Background Current methods to characterise structural uncertainty (scenario analysis and model averaging) fail to provide quantitative estimates of the scale of the uncertainty or inform the question of what further evidence would be needed to resolve them. A parameterisation of the structural uncertainty, and elicitation and synthesis of formal priors on these new model parameters is required. It is then possible to conduct expected value of information analysis and establish the value of acquiring further evidence to resolve structural uncertainty.

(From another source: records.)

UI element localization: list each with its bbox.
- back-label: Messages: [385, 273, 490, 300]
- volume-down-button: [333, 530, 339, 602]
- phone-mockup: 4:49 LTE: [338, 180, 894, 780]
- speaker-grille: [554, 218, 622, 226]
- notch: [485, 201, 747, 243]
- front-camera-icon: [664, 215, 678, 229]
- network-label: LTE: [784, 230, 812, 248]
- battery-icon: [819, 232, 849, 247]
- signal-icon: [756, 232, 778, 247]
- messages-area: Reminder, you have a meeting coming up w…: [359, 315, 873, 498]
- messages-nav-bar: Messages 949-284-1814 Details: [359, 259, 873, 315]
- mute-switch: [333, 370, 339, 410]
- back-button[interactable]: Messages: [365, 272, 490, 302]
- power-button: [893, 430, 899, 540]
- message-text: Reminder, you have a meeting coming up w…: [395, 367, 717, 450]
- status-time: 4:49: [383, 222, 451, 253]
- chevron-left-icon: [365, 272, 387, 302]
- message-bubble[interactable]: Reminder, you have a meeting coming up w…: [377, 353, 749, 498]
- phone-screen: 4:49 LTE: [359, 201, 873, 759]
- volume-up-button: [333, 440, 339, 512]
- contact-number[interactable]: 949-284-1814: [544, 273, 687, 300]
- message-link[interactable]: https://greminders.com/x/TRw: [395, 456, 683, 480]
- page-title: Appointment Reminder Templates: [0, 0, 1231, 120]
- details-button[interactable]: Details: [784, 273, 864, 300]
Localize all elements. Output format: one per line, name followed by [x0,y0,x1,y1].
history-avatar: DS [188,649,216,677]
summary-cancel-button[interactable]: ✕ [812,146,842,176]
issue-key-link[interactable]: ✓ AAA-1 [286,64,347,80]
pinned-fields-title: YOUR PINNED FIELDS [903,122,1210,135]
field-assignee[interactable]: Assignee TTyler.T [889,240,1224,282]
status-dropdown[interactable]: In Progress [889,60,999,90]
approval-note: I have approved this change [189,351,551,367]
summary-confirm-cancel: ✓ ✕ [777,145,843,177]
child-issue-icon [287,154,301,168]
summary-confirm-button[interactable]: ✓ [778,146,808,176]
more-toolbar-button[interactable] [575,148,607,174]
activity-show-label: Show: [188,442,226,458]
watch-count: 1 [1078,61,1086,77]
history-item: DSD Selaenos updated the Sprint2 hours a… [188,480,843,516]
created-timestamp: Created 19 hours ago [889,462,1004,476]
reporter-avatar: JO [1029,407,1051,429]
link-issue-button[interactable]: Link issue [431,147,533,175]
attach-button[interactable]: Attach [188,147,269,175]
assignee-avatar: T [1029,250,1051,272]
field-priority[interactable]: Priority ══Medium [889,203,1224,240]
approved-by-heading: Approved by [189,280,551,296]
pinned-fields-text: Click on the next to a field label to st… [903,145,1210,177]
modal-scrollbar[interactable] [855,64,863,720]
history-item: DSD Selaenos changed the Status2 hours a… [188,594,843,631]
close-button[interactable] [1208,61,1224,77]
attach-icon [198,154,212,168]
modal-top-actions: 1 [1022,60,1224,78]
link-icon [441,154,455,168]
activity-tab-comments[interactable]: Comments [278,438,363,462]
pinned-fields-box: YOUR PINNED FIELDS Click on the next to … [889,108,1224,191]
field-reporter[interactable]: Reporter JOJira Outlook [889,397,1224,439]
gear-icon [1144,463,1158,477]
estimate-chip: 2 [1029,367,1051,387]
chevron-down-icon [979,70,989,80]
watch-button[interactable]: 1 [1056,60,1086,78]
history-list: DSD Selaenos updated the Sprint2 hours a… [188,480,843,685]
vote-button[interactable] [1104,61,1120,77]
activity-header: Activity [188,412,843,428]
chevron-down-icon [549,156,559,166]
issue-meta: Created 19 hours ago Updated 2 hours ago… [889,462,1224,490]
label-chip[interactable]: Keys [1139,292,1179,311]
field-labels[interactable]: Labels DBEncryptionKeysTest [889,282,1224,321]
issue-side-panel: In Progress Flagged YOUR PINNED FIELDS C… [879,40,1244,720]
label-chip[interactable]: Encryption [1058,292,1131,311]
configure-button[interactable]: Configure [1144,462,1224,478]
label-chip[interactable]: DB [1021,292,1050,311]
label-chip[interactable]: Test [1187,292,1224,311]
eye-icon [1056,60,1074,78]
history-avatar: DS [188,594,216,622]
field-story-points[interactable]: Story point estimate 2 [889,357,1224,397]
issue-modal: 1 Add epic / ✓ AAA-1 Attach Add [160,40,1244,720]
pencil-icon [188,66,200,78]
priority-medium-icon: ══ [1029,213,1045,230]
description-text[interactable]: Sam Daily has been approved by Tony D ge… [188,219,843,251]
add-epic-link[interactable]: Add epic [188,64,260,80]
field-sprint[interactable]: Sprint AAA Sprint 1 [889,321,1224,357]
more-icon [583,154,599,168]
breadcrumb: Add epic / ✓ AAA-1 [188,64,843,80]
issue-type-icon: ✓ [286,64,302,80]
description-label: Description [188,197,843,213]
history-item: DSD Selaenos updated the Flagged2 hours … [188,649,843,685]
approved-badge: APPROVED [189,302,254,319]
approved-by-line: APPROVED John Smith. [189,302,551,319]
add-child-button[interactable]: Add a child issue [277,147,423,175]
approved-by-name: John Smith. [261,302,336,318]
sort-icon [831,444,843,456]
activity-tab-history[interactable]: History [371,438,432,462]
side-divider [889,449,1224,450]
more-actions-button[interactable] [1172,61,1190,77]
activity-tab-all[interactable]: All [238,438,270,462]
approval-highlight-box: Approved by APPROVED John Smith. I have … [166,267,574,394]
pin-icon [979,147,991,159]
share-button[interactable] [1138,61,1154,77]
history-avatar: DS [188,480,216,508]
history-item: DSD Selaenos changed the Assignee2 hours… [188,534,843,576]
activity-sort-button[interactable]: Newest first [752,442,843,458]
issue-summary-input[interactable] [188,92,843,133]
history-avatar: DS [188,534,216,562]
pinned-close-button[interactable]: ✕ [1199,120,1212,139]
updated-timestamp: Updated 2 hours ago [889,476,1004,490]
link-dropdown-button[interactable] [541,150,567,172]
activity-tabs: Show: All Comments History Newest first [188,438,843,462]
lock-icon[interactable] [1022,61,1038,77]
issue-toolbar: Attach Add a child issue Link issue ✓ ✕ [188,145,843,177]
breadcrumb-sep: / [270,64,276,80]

Methods Structural uncertainties were identified in an existing probabilistic model of etanercept and infliximab for psoriatic arthritis. An interactive elicitation exercise was designed to: generate estimates of disease progression while responding to treatment and while relapsing; examine the extent of correlation between these two parameters and response to treatment; and calibrate expert judgement in subsequent synthesis. Fifteen experts completed the questionnaire. Alternative methods of synthesise were evaluated: scenarios using individual experts; random sampling across experts (linear pooling); and meta-analysis using fixed or random effects models. The resulting estimates of the structural parameters were applied to the model and the value of information associated with the structural uncertainties was calculated.
Results Responses to the elicitation questions varied, reflecting different clinical opinion regarding treatment. Responses to the known parameter showed that experts assessments could be regarded as differentially weighted, with some experts providing more a more accurate response than others. When applied to the model, using expert's assessment as individual scenarios produced 15 different sets of results and estimates of EVI which is of little value to decision makers. Sampling across experts generated the highest EVI (£12.6mil) compared to the random effects model method (£5.5mil) and fixed effects model method (£4mil). Tests for heterogeneity showed that a random effects model was more appropriate for pooling than a fixed effects model (chi-squared = 31.07).
Conclusions Parameterising structural uncertainty requires formal methods of elicitation which can capture correlation and assess the quality of responses. The appropriate synthesis of expert judgement is important so that the value of collecting further data to resolve structural uncertainties can be estimated.